3. Imaging – Obstruction, Size, and Location
The main goal of imaging should be to determine if obstruction is present. Determining stone size is also beneficial depending on the patient’s risk factors for complications. Patients at particularly high risk include those with fever, hemodynamic abnormalities, solitary kidney, transplant kidney, and those with prior urologic procedures.20 Kidney, ureter, and bladder (KUB) X-rays have limited utility in diagnosing renal stones, as they do not provide information regarding the presence of hydronephrosis; furthermore, the sensitivity (53%) and specificity (79%) of KUBs are lower than other modalities.20 A non-contrast CT of the abdomen and pelvis is the gold standard for diagnosis of ureterolithiasis due to its high sensitivity (98%) and specificity (100%) for diagnosis of stones, ability to identify the presence and degree of obstruction, and pre-operative planning with urology if necessary.20 Low dose and ultra-low dose CT are comparable to standard dose in terms of sensitivity and specificity for renal stones but do not as accurately detect <3mm stones or stones in patients with BMI >30.21,22 Ultra-low dose CT has radiation dosing close to a KUB X-ray.20 Ultra-low dose CT sensitivity and specificity are better than X-ray, but may not be as good as higher-dose CT in detecting other abdominal pathologies.23,24 If considering other intra-abdominal pathologies, regular dose CT scan should be ordered (Figure 2).
Detection of stones in CT with contrast has been long debated, but the data supports that CT with contrast has the same negative predictive value for obstructive ureterolithiasis than CT without contrast.25 Obstructive urolithiasis can safely be ruled out with a contrasted study.25 There are additional benefits of contrast for ureterolithiasis, such as demonstrating secondary signs of obstruction, determining level of obstruction, and identifying pelvic phleboliths. Also, the stone itself can be detected with similar sensitivity on contrasted CT.26
CT scans with contrast have the same negative predictive value for obstructive stones than a CT without contrast and can be used to identify other intra-abdominal pathologies or signs of stone complication.
Per the American College of Emergency Physicians (ACEP) ‘Choosing Wisely’ guidelines, CT should be avoided in healthy, young patients (<50-years-old) with known history of kidney or ureteral stones presenting with classic, uncomplicated renal colic.27 A CT in this case usually does not change treatment decisions. Renal point of care ultrasound (POCUS) may be useful in this case to rule out obstruction. However, obtain a CT if you are considering other intra-abdominal etiologies of renal colic or a complicated stone.

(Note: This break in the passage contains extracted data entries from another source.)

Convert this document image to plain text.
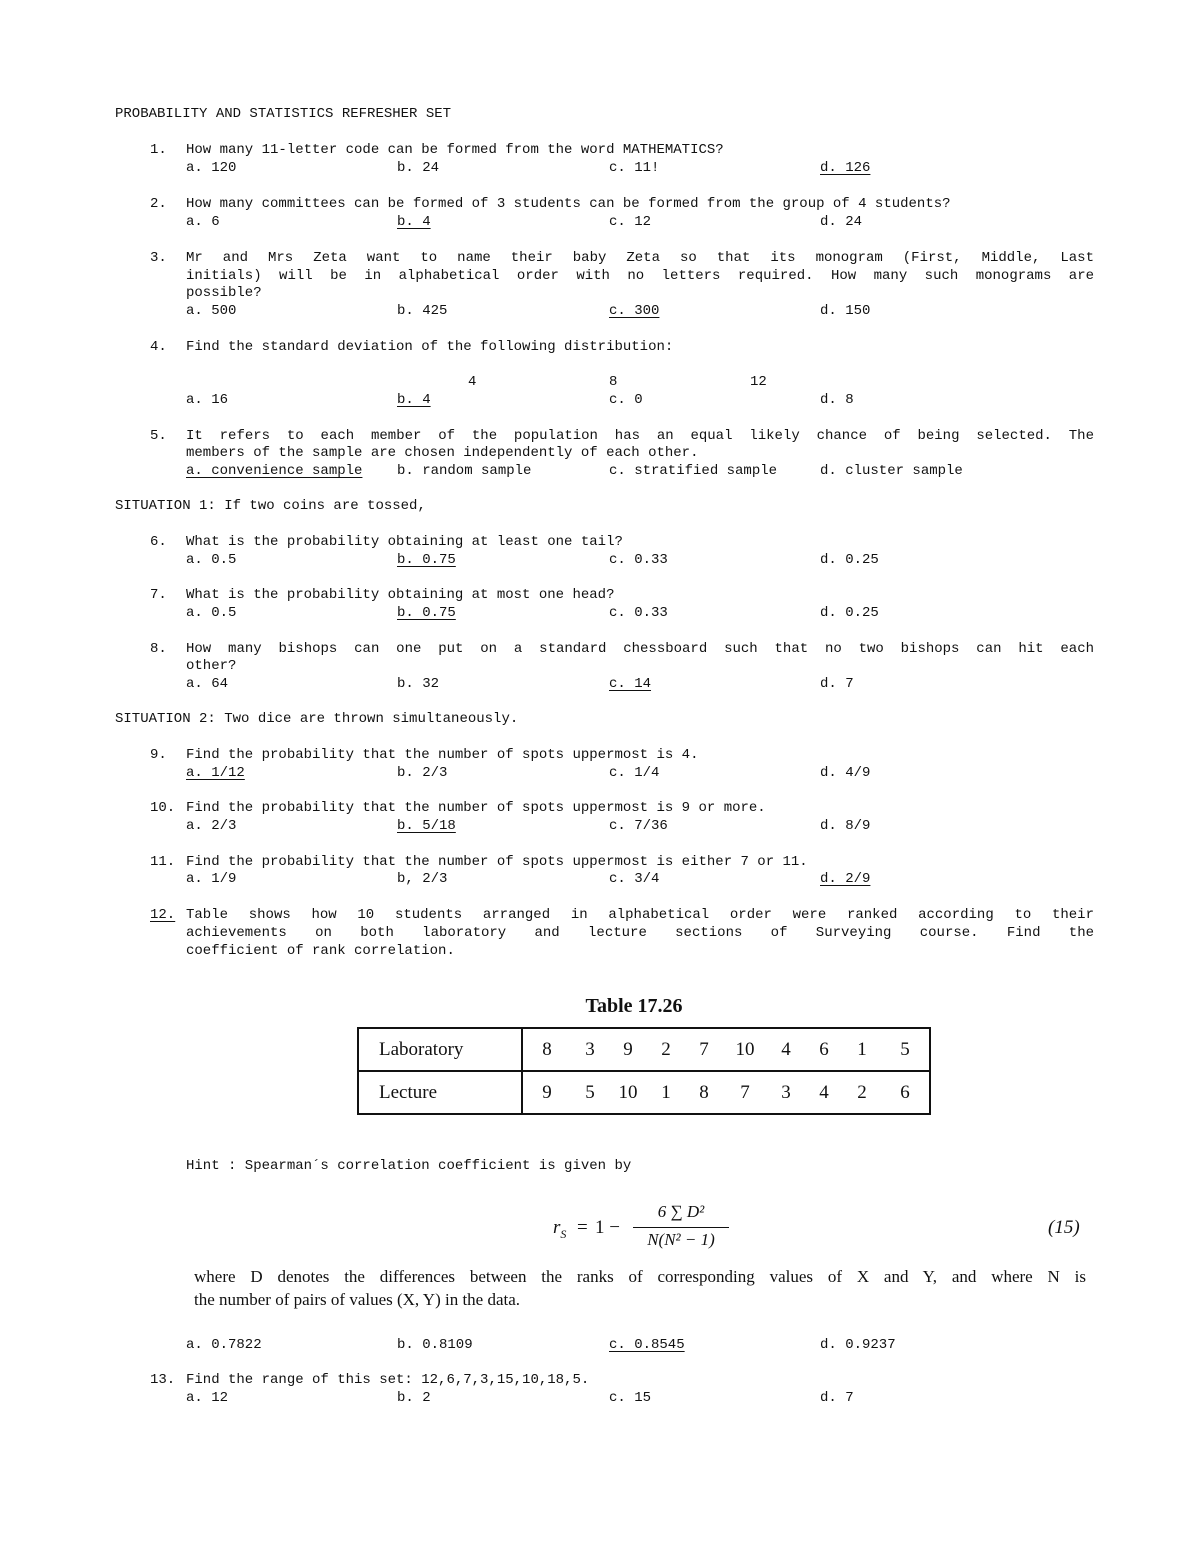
PROBABILITY AND STATISTICS REFRESHER SET
1. How many 11-letter code can be formed from the word MATHEMATICS?
a. 120	b. 24	c. 11!	d. 126
2. How many committees can be formed of 3 students can be formed from the group of 4 students?
a. 6	b. 4	c. 12	d. 24
3. Mr and Mrs Zeta want to name their baby Zeta so that its monogram (First, Middle, Last
initials) will be in alphabetical order with no letters required. How many such monograms are
possible?
a. 500	b. 425	c. 300	d. 150
4. Find the standard deviation of the following distribution:
4	8	12
a. 16	b. 4	c. 0	d. 8
5. It refers to each member of the population has an equal likely chance of being selected. The
members of the sample are chosen independently of each other.
a. convenience sample b. random sample	c. stratified sample	d. cluster sample
SITUATION 1: If two coins are tossed,
6. What is the probability obtaining at least one tail?
a. 0.5	b. 0.75	c. 0.33	d. 0.25
7. What is the probability obtaining at most one head?
a. 0.5	b. 0.75	c. 0.33	d. 0.25
8. How many bishops can one put on a standard chessboard such that no two bishops can hit each
other?
a. 64	b. 32	c. 14	d. 7
SITUATION 2: Two dice are thrown simultaneously.
9. Find the probability that the number of spots uppermost is 4.
a. 1/12	b. 2/3	c. 1/4	d. 4/9
10. Find the probability that the number of spots uppermost is 9 or more.
a. 2/3	b. 5/18	c. 7/36	d. 8/9
11. Find the probability that the number of spots uppermost is either 7 or 11.
a. 1/9	b, 2/3	c. 3/4	d. 2/9
12. Table shows how 10 students arranged in alphabetical order were ranked according to their
achievements on both laboratory and lecture sections of Surveying course. Find the
coefficient of rank correlation.
Table 17.26
Laboratory	8	3	9	2	7	10	4	6	1	5
Lecture	9	5	10	1	8	7	3	4	2	6
Hint : Spearman´s correlation coefficient is given by
$r_S = 1$ −
6 ∑ D²
N(N² − 1)
(15)
where D denotes the differences between the ranks of corresponding values of X and Y, and where N is
the number of pairs of values (X, Y) in the data.
a. 0.7822	b. 0.8109	c. 0.8545	d. 0.9237
13. Find the range of this set: 12,6,7,3,15,10,18,5.
a. 12	b. 2	c. 15	d. 7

A 2014 multi-center study determined that an initial POCUS, rather than CT, leads to less radiation exposure without any significant difference in high-risk diagnoses, serious adverse events, pain, or ED repeat visits at 30 days.28,29 The goal of POCUS is to determine the presence and grade of hydronephrosis to guide management, as presence of hydronephrosis suggests a large (>5mm) stone. 30,31 For children and pregnant patients, POCUS should be the first-line imaging modality. MRI is the follow-up option in pregnant patients with an equivocal ultrasound, and low dose CT or KUB is second line in children.32
POCUS should be the first line imaging modality in children, pregnant patients, and healthy, young (<50) patients presenting with classic signs of renal colic. Otherwise, CT is the imaging modality of choice in the diagnosis of ureterolithiasis. CT scans or other imaging modalities as the clinical situation dictates should be performed in all other cases.
4. Prediction Tools
Several prediction tools have been created to determine higher likelihood of urolithiasis and lower likelihood of serious alternative diagnoses. The most common one is the STONE score, which determined that male sex, short duration of pain (<24 hours), nausea and vomiting, microscopic hematuria, and non-black race were top predictors of ureteral stone in patients presenting with flank pain.33 Patients are stratified into low, intermediate, and high risk. Combining STONE with evaluation of hydronephrosis by ultrasound increased the likelihood of urolithiasis as the diagnosis.34 Subsequent studies showed the STONE score still performs similarly without inclusion of race as a variable and has been widely validated.34-38
A newer predictive tool, CHOKAI, originally created in Japan, uses 7 factors: age <60 years, male sex, duration of pain of <6 hours, nausea/vomiting, hydronephrosis (on ultrasound), hematuria, and history of ureteral stones. 39 Though additional external validation is needed, the CHOKAI score appears promising and diagnostically superior to the STONE score, especially in international sites.40,41
A newer predictive tool called CLAD aims to rule out patients who are at risk of alternative diagnoses or need early urologic intervention (within 7 days).42 The investigators determined high risk factors were: age >45 years, history of urologic surgery, pulse >100 bpm, temperature >37.8 °C, and urine dipstick negative for blood.42 This tool isn’t validated yet and should be used with caution. Just remember to think critically about disposition in patients who meet any of the CLAD criteria.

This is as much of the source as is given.